Bondi noted that there has been an increased number of public dissents among the commissioners and inquired about the impact of these dissents. Former Commissioner and Enforcement Director Irving Pollack said he thought that such public dissents were “destructive” and that commissioners that disparage the SEC do not help the SEC’s overall image. Bondi polled the panel and, with Ceresney abstaining, none of them thought that such dissents were productive. McLucas said that there used to be battles behind closed doors, but in the end, the commissioners would find a way to obtain a consensus. In today’s Commission, that has broken down, he said.
Political influence. Responding to a question by moderator Bondi about political influences on the Commission and on the Enforcement Division, former director Robert Khuzami, now at Kirkland & Ellis, agreed that the overall gestalt of the political landscape does affect the SEC’s priorities; however, he emphasized that it is just one input among many. As an example, Khuzami said the Division brought cases relating to the credit crisis and its aftermath, but rather than that being a result of pressure from politicians or the media, the SEC was addressing the misconduct that led to the crisis.
Compliance officers. Piggybacking on a discussion of the SEC’s policing of gatekeepers, Bondi inquired about recent enforcement actions against Chief Compliance Officers (CCOs), what CCOs should take from those actions, and whether the SEC should issue guidance for CCOs. Former Enforcement Director Linda Chatman Thomsen, now at Davis Polk, questioned the usefulness of such guidance, noting that CCOs must use a great deal of judgment to deal with facts that can be very nuanced. If compliance officers rely on SEC cases for guidance, they might actually end up doing less or even get out of the business entirely.
McLucas echoed the sentiment that CCOs might look at the Commission’s actions against CCOs, while still low in number, and wonder if the job is worth the potential liability. He said there should be a difference between a “wholesale failure” of adhering to the compliance function and simply not turning in a “blue-ribbon performance.”
Admissions. Bondi asked Ceresney and the former directors about their views on the SEC’s policy, announced two years ago, on requiring admissions of wrongdoing as a condition of settling charges in certain cases. Ceresney said the policy was an additional tool in the SEC’s enforcement arsenal and holds respondents accountable for their actions.
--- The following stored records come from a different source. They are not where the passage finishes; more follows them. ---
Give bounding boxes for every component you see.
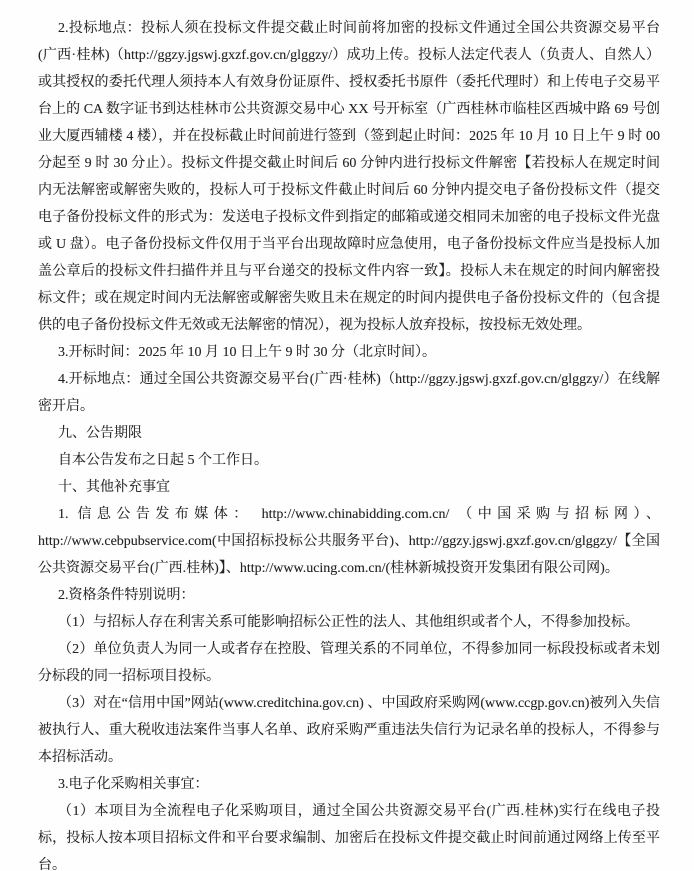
paragraph-bid-submission-location: 2.投标地点：投标人须在投标文件提交截止时间前将加密的投标文件通过全国公共资源交… [38,15,660,339]
document-page: 2.投标地点：投标人须在投标文件提交截止时间前将加密的投标文件通过全国公共资源交… [0,0,694,871]
paragraph-qualification-note-3: （3）对在“信用中国”网站(www.creditchina.gov.cn) 、中… [38,690,660,771]
paragraph-bid-opening-time: 3.开标时间：2025 年 10 月 10 日上午 9 时 30 分（北京时间）… [38,339,660,366]
paragraph-bid-opening-location: 4.开标地点：通过全国公共资源交易平台(广西·桂林)（http://ggzy.j… [38,366,660,420]
paragraph-eprocurement-heading: 3.电子化采购相关事宜： [38,771,660,798]
paragraph-qualification-note-2: （2）单位负责人为同一人或者存在控股、管理关系的不同单位，不得参加同一标段投标或… [38,636,660,690]
paragraph-announcement-period: 自本公告发布之日起 5 个工作日。 [38,447,660,474]
paragraph-qualification-note-1: （1）与招标人存在利害关系可能影响招标公正性的法人、其他组织或者个人，不得参加投… [38,609,660,636]
paragraph-eprocurement-note-1: （1）本项目为全流程电子化采购项目，通过全国公共资源交易平台(广西.桂林)实行在… [38,798,660,871]
paragraph-publication-media: 1. 信息公告发布媒体： http://www.chinabidding.com… [38,501,660,582]
section-heading-announcement-period: 九、公告期限 [38,420,660,447]
section-heading-other-matters: 十、其他补充事宜 [38,474,660,501]
paragraph-qualification-notes-heading: 2.资格条件特别说明： [38,582,660,609]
Khuzami, while not disagreeing with the policy, wondered if requiring admissions actually had a deterrent effect given that penalties in general have increased. Thomsen also questioned their deterrent effect, and agreed with Bondi that the SEC may be using the admissions policy as leverage in settlement negotiations by stating that they are seeking a certain dollar amount in penalties “but not admissions…for now.”
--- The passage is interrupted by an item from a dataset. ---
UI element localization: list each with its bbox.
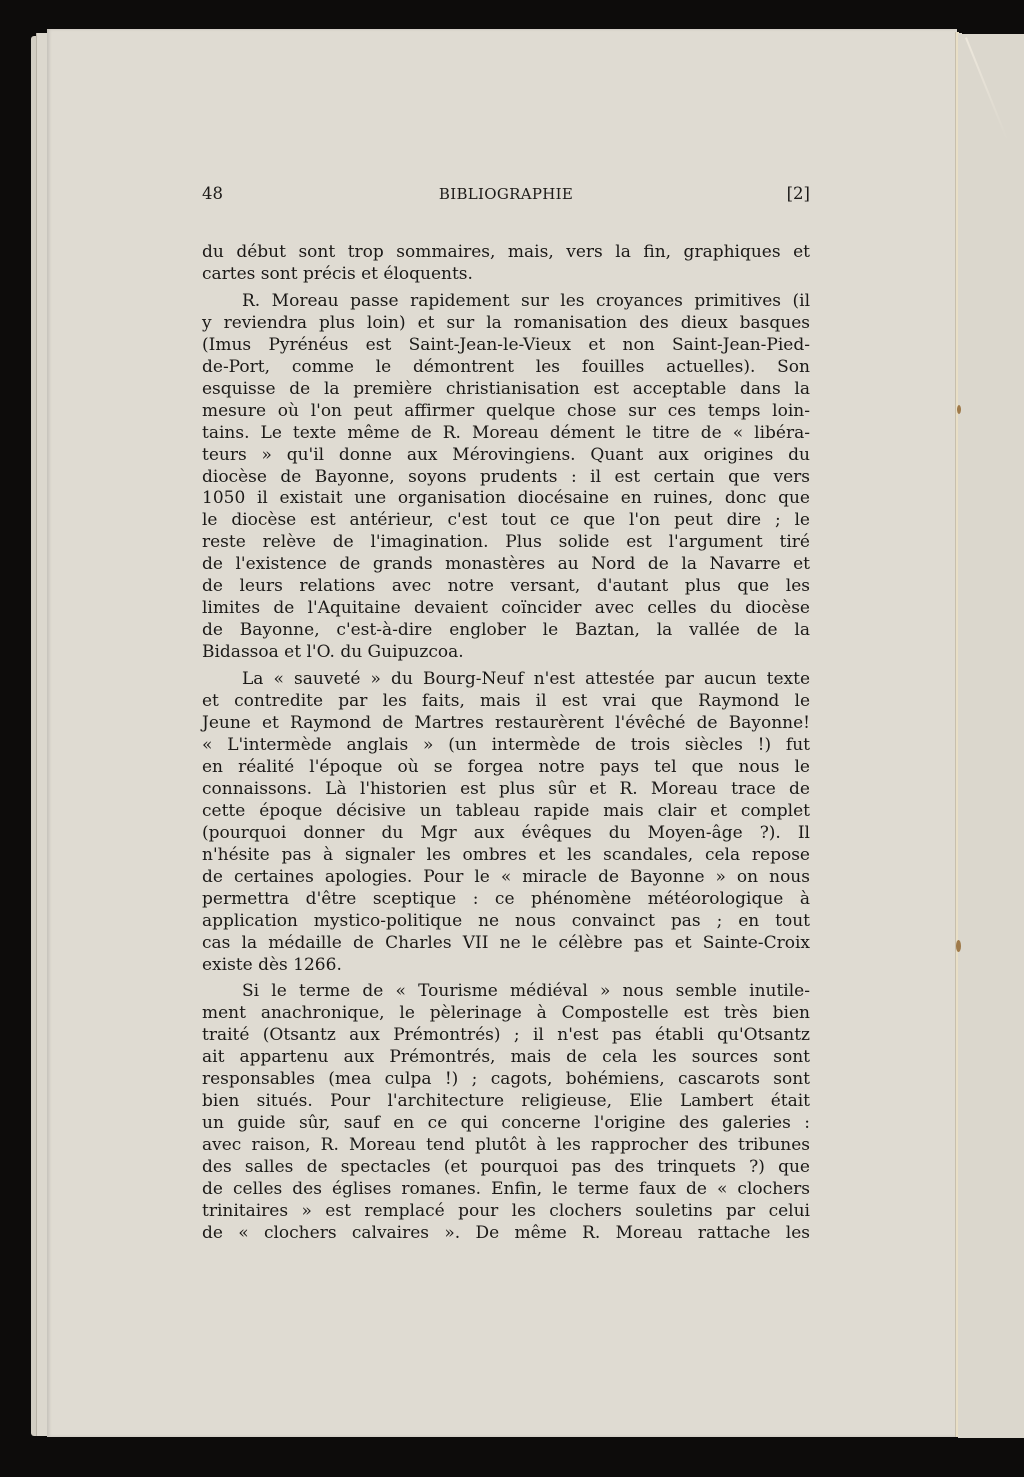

ALJ proceedings. Ceresney rejected the suggestion that the recent cases involving the SEC’s administrative proceedings have caused the SEC to pull back from bringing such proceedings. He also noted that the SEC has taken steps to address the controversy, including outlining publicly the factors the Commission considers when selecting in which forum to bring an action and a recent proposal to modernize its rules of practice.
Retired U.S. District Judge Stanley Sporkin, who served as SEC Enforcement Director for seven years, said that the perception that the SEC’s administrative law judges have a bias in favor of the Commission has become a reality, and suggested an “economic crimes court” under Article I of the Constitution. Canellos agreed that the commissioners could not help to have at least some bias, given that in administrative proceedings, the SEC plays the role of both prosecutor and judge.